The politics of dead authorship.

Well, if anyone thought the Conan Doyle Estate, Ltd. was just going to call it a day after the "Free Sherlock" loss in court, they now should know differently. The Estate apparently has decided the upcoming movie "Mr. Holmes" featuring Ian McKellen is going to make enough money that it's worth suing. Not that we all didn't know this movie was in production for quite some time, or that the book it was adapted from has been on the shelves for what now . . . nine years?

The backlash on the internet has been freely verbalized -- I seem to remember the phrase "die in a fire" used at some point. (Which always seemed the secular version of "burn in Hell" to me, though it probably just is used more as "Go away, with pain.") The Doyle Estate appears to be viewed a lot like a literary "patent troll" to many, which is probably is always going to be the case when the linking between services rendered and payment becomes as tenuous as it is with non-descendent copyright holders.  Does the Estate care about being popular with the fans? Probably not, as fans don't render lawsuit judgements or stop seeing big screen Holmes movies if they don't have Estate approval.

But it's interesting to look back at the political side of the Conan Doyle copyrights where the fans are concerned, as it has gone a couple of different ways over the years. The Baker Street Irregulars and Conan Doyle's son Adrian had their issues when he controlled the copyright, but when the copyright went away and came back . . . this time in the hands of Adrian's little sister, then a nice elderly sort, members of that same group were much more in her corner. And why wouldn't they be? Nobody wants to steal cookies from a nice old lady who might let you have a look at the recipe if you treat her right.

These days it's a bit messier. There is no one face to the Conan Doyle estate, an Adrian or a Dame Jean, unless it's a certain fellow who couldn't be more on the outs with the Irregulars.
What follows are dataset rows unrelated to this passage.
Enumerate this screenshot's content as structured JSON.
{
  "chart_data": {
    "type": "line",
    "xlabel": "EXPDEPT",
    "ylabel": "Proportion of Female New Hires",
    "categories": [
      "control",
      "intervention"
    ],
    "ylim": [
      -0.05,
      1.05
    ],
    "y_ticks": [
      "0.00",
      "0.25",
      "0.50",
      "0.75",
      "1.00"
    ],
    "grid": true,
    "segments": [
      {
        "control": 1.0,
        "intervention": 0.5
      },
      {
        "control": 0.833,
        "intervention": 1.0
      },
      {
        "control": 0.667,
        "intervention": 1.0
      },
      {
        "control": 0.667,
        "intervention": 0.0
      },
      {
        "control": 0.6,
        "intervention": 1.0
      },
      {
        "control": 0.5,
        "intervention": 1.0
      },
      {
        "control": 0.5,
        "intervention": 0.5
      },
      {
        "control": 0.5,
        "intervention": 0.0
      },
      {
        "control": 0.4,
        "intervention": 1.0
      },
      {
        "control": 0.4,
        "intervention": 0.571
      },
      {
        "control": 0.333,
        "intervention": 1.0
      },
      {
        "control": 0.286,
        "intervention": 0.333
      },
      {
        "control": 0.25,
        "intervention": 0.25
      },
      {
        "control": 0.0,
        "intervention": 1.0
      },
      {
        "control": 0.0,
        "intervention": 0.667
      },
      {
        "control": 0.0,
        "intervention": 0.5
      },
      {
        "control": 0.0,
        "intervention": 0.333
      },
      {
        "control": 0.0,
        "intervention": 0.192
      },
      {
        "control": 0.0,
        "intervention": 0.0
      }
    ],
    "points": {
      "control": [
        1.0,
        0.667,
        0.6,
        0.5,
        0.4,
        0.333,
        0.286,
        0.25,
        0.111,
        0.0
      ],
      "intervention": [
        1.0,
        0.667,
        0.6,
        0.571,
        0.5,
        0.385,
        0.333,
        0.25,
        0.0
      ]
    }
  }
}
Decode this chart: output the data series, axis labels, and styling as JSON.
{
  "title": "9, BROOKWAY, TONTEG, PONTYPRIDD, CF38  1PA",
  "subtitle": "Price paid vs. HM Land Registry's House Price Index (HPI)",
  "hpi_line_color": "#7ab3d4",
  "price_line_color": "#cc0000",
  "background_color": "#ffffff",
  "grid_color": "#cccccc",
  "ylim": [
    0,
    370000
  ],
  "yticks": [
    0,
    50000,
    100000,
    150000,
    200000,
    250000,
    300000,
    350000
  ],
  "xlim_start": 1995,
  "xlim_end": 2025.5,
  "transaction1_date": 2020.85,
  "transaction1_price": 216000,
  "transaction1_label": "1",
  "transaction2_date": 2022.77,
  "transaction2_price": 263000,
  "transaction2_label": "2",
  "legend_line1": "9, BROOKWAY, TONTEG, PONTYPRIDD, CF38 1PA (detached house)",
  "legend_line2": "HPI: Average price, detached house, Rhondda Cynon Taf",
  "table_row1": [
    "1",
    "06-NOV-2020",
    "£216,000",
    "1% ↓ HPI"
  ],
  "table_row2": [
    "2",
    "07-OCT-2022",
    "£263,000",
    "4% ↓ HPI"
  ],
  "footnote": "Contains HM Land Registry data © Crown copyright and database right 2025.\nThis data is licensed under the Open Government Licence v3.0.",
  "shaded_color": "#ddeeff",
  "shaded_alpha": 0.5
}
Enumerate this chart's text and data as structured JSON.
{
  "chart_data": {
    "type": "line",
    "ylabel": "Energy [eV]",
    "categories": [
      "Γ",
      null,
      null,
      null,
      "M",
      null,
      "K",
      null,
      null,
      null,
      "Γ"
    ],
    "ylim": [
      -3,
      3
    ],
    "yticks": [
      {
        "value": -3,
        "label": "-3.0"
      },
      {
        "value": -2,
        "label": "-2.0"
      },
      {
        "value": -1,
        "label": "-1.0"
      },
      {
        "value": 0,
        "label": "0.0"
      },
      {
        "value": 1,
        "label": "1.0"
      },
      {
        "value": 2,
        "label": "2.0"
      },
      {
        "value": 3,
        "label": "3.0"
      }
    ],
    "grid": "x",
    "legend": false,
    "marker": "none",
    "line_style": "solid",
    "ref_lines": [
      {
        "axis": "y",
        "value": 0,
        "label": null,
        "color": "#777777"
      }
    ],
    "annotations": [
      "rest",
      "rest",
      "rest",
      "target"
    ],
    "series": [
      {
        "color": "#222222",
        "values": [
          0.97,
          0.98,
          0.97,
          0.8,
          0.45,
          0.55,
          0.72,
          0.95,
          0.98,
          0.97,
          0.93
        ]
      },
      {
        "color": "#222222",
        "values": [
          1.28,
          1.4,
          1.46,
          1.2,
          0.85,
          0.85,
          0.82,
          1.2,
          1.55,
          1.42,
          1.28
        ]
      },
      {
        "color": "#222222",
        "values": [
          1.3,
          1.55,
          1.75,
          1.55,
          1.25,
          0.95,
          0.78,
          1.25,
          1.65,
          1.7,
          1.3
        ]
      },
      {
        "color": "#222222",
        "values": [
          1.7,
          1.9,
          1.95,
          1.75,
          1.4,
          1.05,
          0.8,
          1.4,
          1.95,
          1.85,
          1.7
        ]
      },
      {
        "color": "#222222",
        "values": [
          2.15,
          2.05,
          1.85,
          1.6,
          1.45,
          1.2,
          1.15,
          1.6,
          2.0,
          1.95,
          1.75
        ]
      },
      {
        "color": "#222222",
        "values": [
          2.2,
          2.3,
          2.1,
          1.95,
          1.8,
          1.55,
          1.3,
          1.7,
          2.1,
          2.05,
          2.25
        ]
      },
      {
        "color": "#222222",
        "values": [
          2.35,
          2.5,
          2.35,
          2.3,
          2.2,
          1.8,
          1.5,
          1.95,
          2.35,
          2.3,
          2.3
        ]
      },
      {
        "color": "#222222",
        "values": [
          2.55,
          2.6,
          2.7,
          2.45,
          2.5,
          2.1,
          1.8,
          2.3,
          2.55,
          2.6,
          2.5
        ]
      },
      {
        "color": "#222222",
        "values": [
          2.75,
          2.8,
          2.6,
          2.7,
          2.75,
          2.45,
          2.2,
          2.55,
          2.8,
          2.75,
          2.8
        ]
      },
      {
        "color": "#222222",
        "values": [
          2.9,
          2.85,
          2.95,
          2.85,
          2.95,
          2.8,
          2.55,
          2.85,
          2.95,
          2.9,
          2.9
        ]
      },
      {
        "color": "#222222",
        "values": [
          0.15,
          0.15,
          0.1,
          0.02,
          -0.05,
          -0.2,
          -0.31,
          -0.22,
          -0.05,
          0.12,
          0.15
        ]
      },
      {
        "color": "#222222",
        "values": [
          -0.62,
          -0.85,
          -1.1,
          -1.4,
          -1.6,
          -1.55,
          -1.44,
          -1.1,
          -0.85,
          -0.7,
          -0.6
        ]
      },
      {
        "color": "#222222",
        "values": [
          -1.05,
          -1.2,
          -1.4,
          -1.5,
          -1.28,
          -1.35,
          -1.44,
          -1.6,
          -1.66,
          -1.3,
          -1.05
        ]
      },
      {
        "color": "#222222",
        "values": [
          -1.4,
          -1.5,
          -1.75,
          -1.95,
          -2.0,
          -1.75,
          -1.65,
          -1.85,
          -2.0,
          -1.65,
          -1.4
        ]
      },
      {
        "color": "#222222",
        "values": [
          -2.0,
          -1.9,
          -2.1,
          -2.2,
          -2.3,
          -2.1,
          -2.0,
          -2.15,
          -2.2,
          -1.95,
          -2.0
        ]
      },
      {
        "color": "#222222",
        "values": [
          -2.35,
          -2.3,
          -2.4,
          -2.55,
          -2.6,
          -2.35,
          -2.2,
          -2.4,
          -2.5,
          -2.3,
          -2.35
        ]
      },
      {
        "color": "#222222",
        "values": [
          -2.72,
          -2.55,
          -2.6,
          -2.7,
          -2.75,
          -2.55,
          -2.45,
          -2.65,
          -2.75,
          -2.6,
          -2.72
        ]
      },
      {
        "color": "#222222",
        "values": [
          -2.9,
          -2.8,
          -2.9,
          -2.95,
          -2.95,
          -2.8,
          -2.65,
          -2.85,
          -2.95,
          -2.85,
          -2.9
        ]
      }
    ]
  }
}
And while the U.S. courts freed the basic character of Sherlock Holmes, the character of retired Sherlock Holmes from "The Lion's Mane" seems pretty tightly held in their legal grip with the copyright to that single story. (Though a few details of Holmes's retirement -- "a small farm upon the downs five miles from Eastbourne,"  "rheumatism," and dividing his time "between philosophy and agriculture" -- appear in the out-of-copyright preface to His Last Bow.) And Sherlock Holmes fandom is a lot bigger than the Irregulars and their scions now, energetically zigging and zagging about in ways that make you wonder if they even have time to spare to worry overmuch about court battles that probably shan't affect them.

When it's all over and done, the adventures of the Conan Doyle Estate, Ltd. is going to make a decent read in The Baker Street Journal -- maybe even a special "Christmas annual" of that same magazine. And one day those adventures will be over, as time gets to everything, eventually.

For now, though, it looks like there's a bit more to be written, about the Conan Doyle Estate, Ltd., if not about Sherlock Holmes from the pen of Sir Arthur Conan Doyle. We only get to see these sort of issues when that pen has long ago stopped writing stories or signing checks.